I think I've found it! Let's party with these folks:
Pastor Marc Grizzard claims the King James version of the Bible is the only true word of God, and that all other versions are "satanic" and "perversions" of God's word.Yeah, that sounds like great fun! And it's just up the road in Canton!
On Halloween night, Grizzard and the 14 members of the Amazing Grace Baptist Church will set fire to other versions of the scripture, as well as music and books by Christian authors.
“We are burning books that we believe to be Satanic,” Pastor Grizzard said.
“I believe the King James version is God’s preserved, inspired, inerrant, infallible word of God… for English-speaking people."
All other religious or Christian texts are sacreligious, the pastor insists. The list of books being burned will include works written by "a lot of different authors who we consider heretics, such as Billy Graham, Rick Warren… the list goes on and on,” Pastor Grizzard said.
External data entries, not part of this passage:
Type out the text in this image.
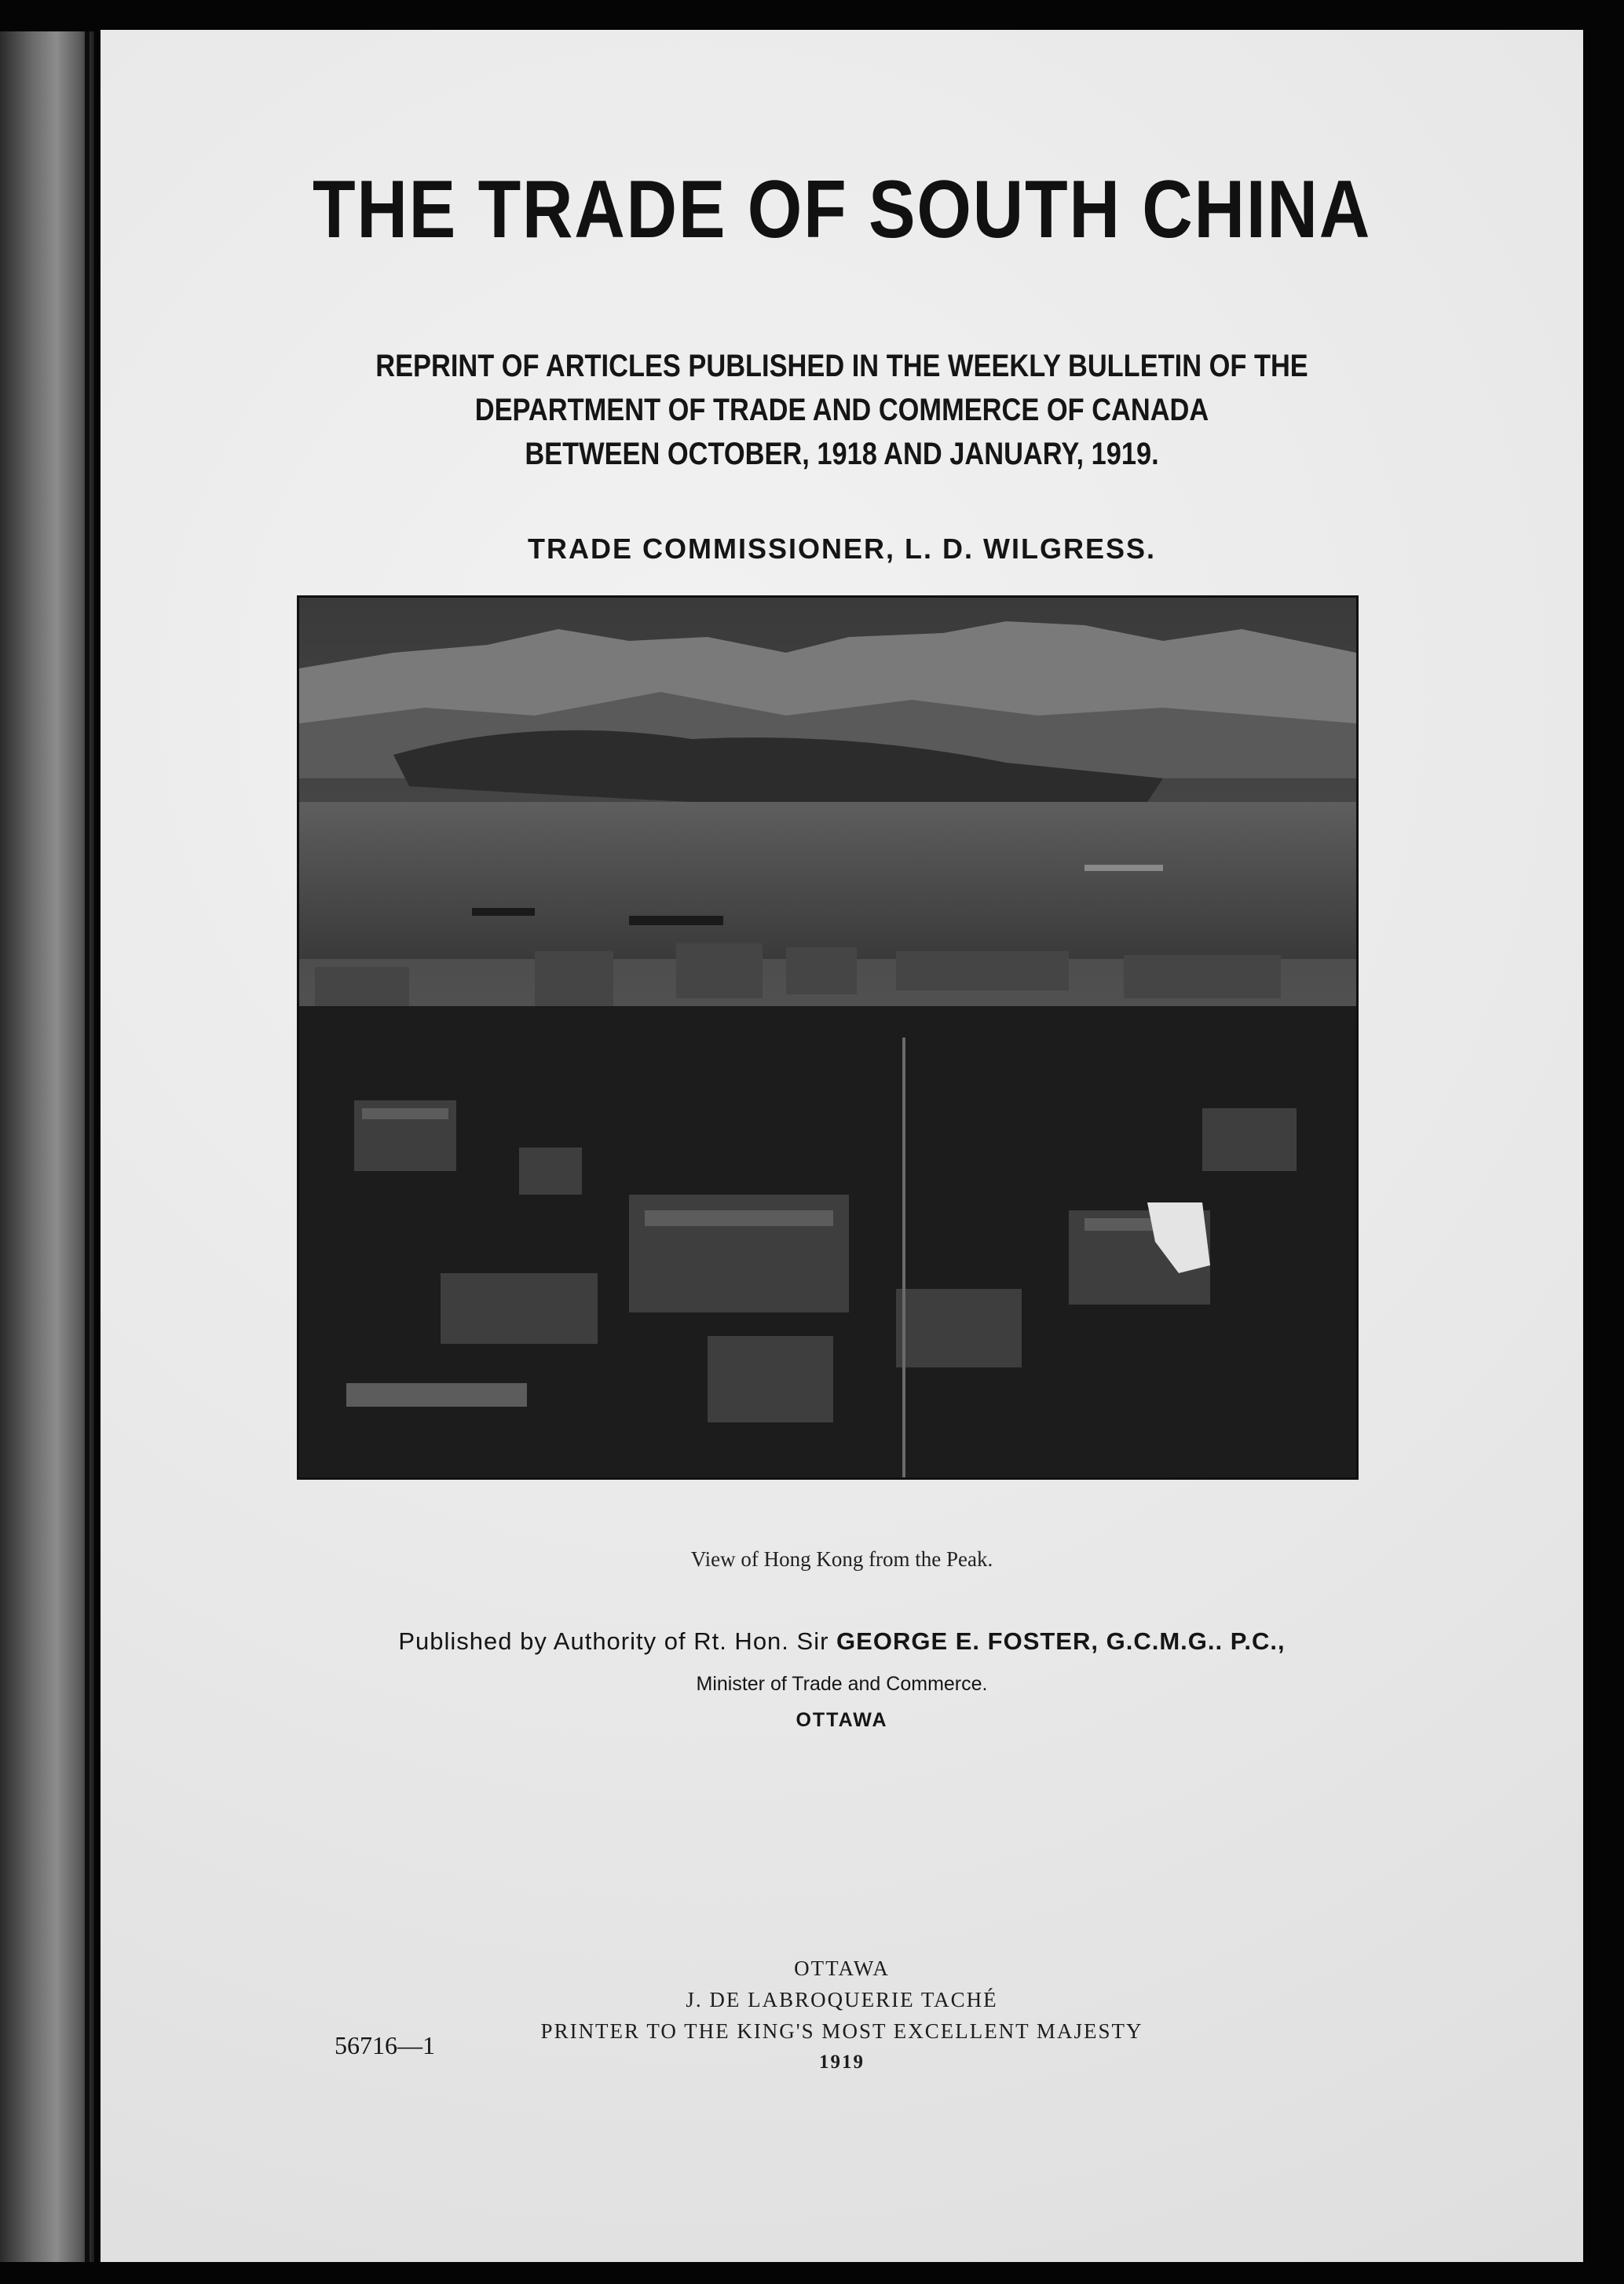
THE TRADE OF SOUTH CHINA
REPRINT OF ARTICLES PUBLISHED IN THE WEEKLY BULLETIN OF THE
DEPARTMENT OF TRADE AND COMMERCE OF CANADA
BETWEEN OCTOBER, 1918 AND JANUARY, 1919.
TRADE COMMISSIONER, L. D. WILGRESS.
View of Hong Kong from the Peak.
Published by Authority of Rt. Hon. Sir GEORGE E. FOSTER, G.C.M.G.. P.C.,
Minister of Trade and Commerce.
OTTAWA
OTTAWA
J. DE LABROQUERIE TACHÉ
PRINTER TO THE KING'S MOST EXCELLENT MAJESTY
1919
56716—1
Also on the pastor's list of heretical authors — Mother Teresa, according to a full list that was previously available at the Amazing Grace Baptist Church's Web site. The Church's Web site — which is no longer available — calls the event 'Burning Perversions of God's Word,' and urges parishioners to "come celebrate Halloween by burning Satan's bibles."
Gary Farber over at Amygdala has all the details, and managed to capture some of the now-missing website, so do check his post out.
See you there! And, er, you might not want to wear that cool Devil costume. Really.